« Promets-moi de dire au monde ce que des hommes ont été capables de faire à d’autres ». Telle a été l’espérance formulée par Fanny quelques heures avant son assassinat dans les chambres à gaz d’Auschwitz-Birkenau. Aujourd’hui, sa jeune sœur Esther tient sa promesse.Dans les années 1930, sa famille fuyant l’antisémitisme polonais, migre vers la France et s'installe passage Ronce, quartier de Belleville. C'est là qu'Esther grandit avec ses cinq frères et sa sœur, dans ce quartier populaire, avec ses marchés, ses rues poussiéreuses, ses échoppes de cordonniers et de tailleurs. Une existence modeste mais heureuse qui bascule en mai 1940. Il y a d'abord l'arrestation de son frère Marcel puis celle de Samuel, envoyé à Drancy. La rafle du Vel d’Hiv les 16 et 17 juillet 1942 est un coup de hache. Esther ne reverra jamais ses parents. Elle se réfugie chez une gardienne, réussit à gagner la zone libre, revient à Paris où elle est finalement arrêtée lors d'un contrôle d'identité puis internée au camp de Drancy. Birkenau : Esther est rasée, tatouée, on lui assigne une baraque, un kommando. L'enfer commence : le travail forcé, le froid, la promiscuité, les coups, la maladie, la faim. Et la mort, partout.Soixante-quinze ans après la libération des camps, Esther continue de faire vivre la mémoire des siens et d'honorer la promesse faite à sa sœur. La Petite fille du passage ronce est ce récit, mais aussi un projet historique et littéraire différent. Avec la complicité d’Isabelle Ernot, il s’ouvre comme un diptyque : le témoignage est suivi par un dialogue avec les disparus, par des lettres, à sa sœur Fanny et à sa mère Gela, ou encore lors d’une déambulation sur son chemin d’écolière entre Ménilmontant et Belleville. Le récit revient sans cesse vers ce passage Ronce, disparu, qui n’existe plus qu’ici : en cette stèle de mots, vivace et émouvante.
Difficile de noter ce genre de mémoire.. C'est très accessible. Un beau récit pour une histoire si sombre. J'ai pleuré à de nombreuses reprises mais malgré tout j'en garde un message d'espoir et de résilience.

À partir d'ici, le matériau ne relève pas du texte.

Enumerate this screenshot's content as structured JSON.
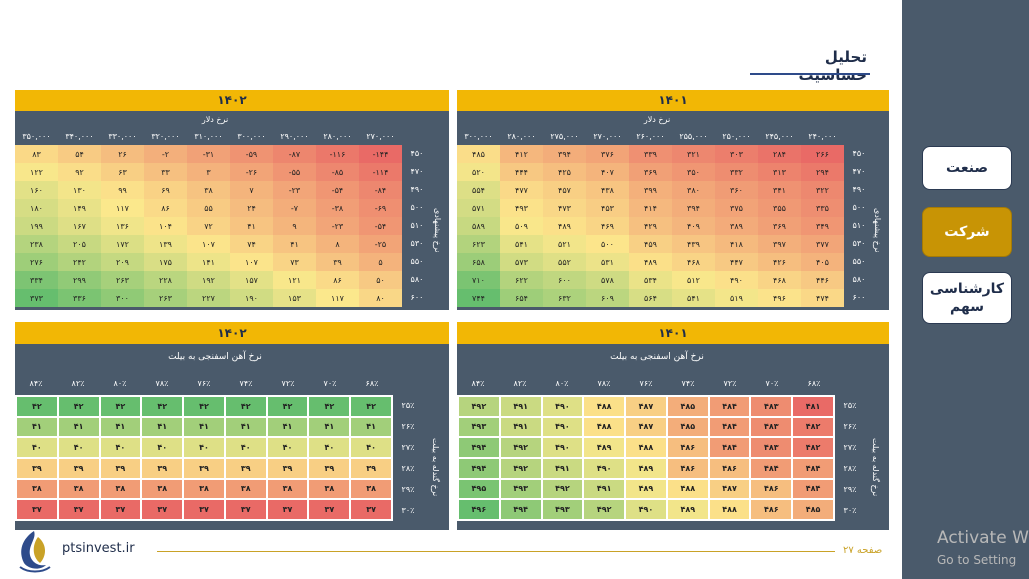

Un récit incroyablement effroyable en même temps. Une jeunesse qui s’arrête tout à coup et finit dans un camp de concentration…Jamais les vies des personnes qui ont survécu les horreurs de la seconde guerre mondiale seront répétitives ou ennuyantes. Chaque récit fait partie d’une histoire qui s’écrit toujours… Le livre à deux parties assez définies : la première c’est la description de la vie d’une jeune fille à partir de ses onze ans, à Paris, avec sa famille dans des conditions proches de la misère mais qui essaie de survivre dans un autre pays, la France, qui les a adoptés. Cette première partie évolue jusqu’à l’arrestation des membres de la famille, la mort de presque tous et le retour de la jeune fille à Paris après avoir survécu le camp de concentration. La deuxième partie est plus une recherche plus technique à découvrir ce que sont devenus les membres de la famille pendant ces années terribles…
« L’un de mes premiers souvenirs visuels s’y enracine : je me revois, montant un escalier qui débouche sur le cours de Vincennes, autant dire, pour un petit bout de chou, sur l’univers entier. Un de mes premiers états de conscience s’enracine là, un souvenir impérissable, de ces moments où les enfants ouvrent les yeux sur le monde : à cette minute, je me sens autonome, grande, et seule. A cette image, se greffe le sentiment qui m’accompagne depuis, de n’avoir jamais eu d’enfance. »
Merci infiniment Madame Senot pour ce témoignage poignant.
Certainement le témoignage le plus touchant et émouvant que j’ai pu lire sur la Shoah. Les mots sont simples mais restent de véritables crève-cœur. La voix d’Esther Senot se transforme en monument de Mémoire et son récit force l’admiration.
J'ai trouvé terrible sa visite au camp. Ce qu'on apprenait à ses enfants à l'école. Ce qu'elle a vécu aussi évidemment. Mais c'est aussi une liste de toute sa famille sans réel lien.